Il arrêta le moteur sans éteindre ses phares et regarda plus attentivement. La porte d’entrée était barbouillée d’œufs crus et de farine et il ne restait plus grand-chose de la lanterne ricanante qu’il avait confectionnée avec Nikki. « Satanés gamins ! » pesta David à voix haute. Un instant, il hésita à se lancer sur leurs traces, mais il abandonna vite cette idée en se disant qu’il n’avait que bien peu de chances de les retrouver dans le noir. C’est alors qu’il se rendit compte que la porte-fenêtre du salon avait subi de nouveaux dommages.
« Quelle bande de voyous ! » s’écria-t-il. Sortant de la voiture, il monta les marches du perron, pataugeant dans un mélange gluant d’œufs brisés et de tomates écrasées.
Toutefois, c’est lorsqu’il découvrit les débris du saladier éparpillés dans l’entrée que David commença à s’inquiéter sérieusement. Saisi par une bouffée d’angoisse, il appela à grands cris sa femme et sa fille qui déjà se précipitaient en haut de l’escalier. Nikki, qui pleurait à chaudes larmes, se jeta dans les bras de son père.
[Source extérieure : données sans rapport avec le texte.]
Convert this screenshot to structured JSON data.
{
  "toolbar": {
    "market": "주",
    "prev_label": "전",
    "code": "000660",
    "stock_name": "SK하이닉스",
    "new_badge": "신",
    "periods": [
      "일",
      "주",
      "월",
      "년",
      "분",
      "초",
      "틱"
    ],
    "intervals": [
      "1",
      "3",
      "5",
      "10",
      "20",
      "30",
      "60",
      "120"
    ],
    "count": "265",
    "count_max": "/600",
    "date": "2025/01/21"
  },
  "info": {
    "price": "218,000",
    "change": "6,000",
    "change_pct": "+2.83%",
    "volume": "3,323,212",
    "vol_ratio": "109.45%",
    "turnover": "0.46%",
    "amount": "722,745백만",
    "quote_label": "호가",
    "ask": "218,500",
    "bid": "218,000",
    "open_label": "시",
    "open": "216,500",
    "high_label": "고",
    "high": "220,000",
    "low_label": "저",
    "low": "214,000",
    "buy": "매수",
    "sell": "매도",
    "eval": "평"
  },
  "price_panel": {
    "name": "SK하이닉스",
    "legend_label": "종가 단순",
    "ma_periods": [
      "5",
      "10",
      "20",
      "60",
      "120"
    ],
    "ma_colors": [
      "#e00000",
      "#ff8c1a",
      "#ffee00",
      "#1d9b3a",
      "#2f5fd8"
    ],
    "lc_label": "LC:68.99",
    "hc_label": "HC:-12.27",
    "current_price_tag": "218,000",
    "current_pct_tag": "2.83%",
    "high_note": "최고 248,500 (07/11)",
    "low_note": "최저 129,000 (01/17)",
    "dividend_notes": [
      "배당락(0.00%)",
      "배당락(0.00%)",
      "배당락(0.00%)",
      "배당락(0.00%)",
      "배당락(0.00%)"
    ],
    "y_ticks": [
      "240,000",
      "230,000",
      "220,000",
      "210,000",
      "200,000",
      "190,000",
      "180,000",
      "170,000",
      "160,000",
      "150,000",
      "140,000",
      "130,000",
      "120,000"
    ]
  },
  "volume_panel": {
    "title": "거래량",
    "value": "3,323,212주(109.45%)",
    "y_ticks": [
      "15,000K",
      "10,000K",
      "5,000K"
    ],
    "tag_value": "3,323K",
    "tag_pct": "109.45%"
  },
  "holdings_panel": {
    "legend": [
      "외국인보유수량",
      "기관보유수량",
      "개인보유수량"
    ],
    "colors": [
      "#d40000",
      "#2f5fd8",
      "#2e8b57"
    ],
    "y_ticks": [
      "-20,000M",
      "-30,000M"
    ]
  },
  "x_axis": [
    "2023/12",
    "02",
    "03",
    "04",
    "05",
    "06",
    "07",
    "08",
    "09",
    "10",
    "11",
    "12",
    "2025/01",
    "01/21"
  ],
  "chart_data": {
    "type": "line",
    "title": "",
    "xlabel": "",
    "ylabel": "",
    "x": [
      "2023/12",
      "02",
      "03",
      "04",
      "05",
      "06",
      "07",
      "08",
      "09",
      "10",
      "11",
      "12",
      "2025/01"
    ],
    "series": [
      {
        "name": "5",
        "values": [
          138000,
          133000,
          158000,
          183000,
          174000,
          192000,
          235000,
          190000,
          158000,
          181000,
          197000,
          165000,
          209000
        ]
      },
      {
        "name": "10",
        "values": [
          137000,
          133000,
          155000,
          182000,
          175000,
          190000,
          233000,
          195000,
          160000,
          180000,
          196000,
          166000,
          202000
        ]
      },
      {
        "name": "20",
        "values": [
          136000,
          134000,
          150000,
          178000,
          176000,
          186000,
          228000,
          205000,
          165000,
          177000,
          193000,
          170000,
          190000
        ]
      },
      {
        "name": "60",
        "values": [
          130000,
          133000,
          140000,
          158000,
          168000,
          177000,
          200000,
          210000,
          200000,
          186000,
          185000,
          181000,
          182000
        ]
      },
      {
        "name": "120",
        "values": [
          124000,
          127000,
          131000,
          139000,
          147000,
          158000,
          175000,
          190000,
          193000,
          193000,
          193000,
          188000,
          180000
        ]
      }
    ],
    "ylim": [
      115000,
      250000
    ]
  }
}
« Il avait un pistolet, papa, réussit-elle à articuler entre deux sanglots.
– Qui avait un pistolet ? Que s’est-il passé ? demanda David, maintenant fou d’inquiétude, en levant les yeux vers Angela assise sur une marche, le fusil entre les genoux.
– Nous avons eu de la visite, répondit Angela.
– Mais qui était-ce ? Qui est venu ?
– Je ne sais pas. Il portait un masque affreux et Nikki a raison, il était armé.
– Mon Dieu ! murmura David anéanti. Je n’aurais jamais dû vous laisser toutes les deux seules ici.
– Tu ne pouvais pas le prévoir, le consola Angela. Mais pourquoi rentres-tu si tard ?
– Nous avons eu toutes les peines du monde à imprimer ces fichiers et cela nous a pris beaucoup plus de temps que prévu. J’ai essayé de vous appeler sur le chemin du retour mais la ligne était toujours occupée. Les renseignements ont fini par m’expliquer qu’elle était en dérangement.
– En fait, il semble que les fils aient été délibérément coupés. Probablement par notre visiteur.
– Tu as prévenu la police ?
– Sans téléphone, c’était facile, en effet !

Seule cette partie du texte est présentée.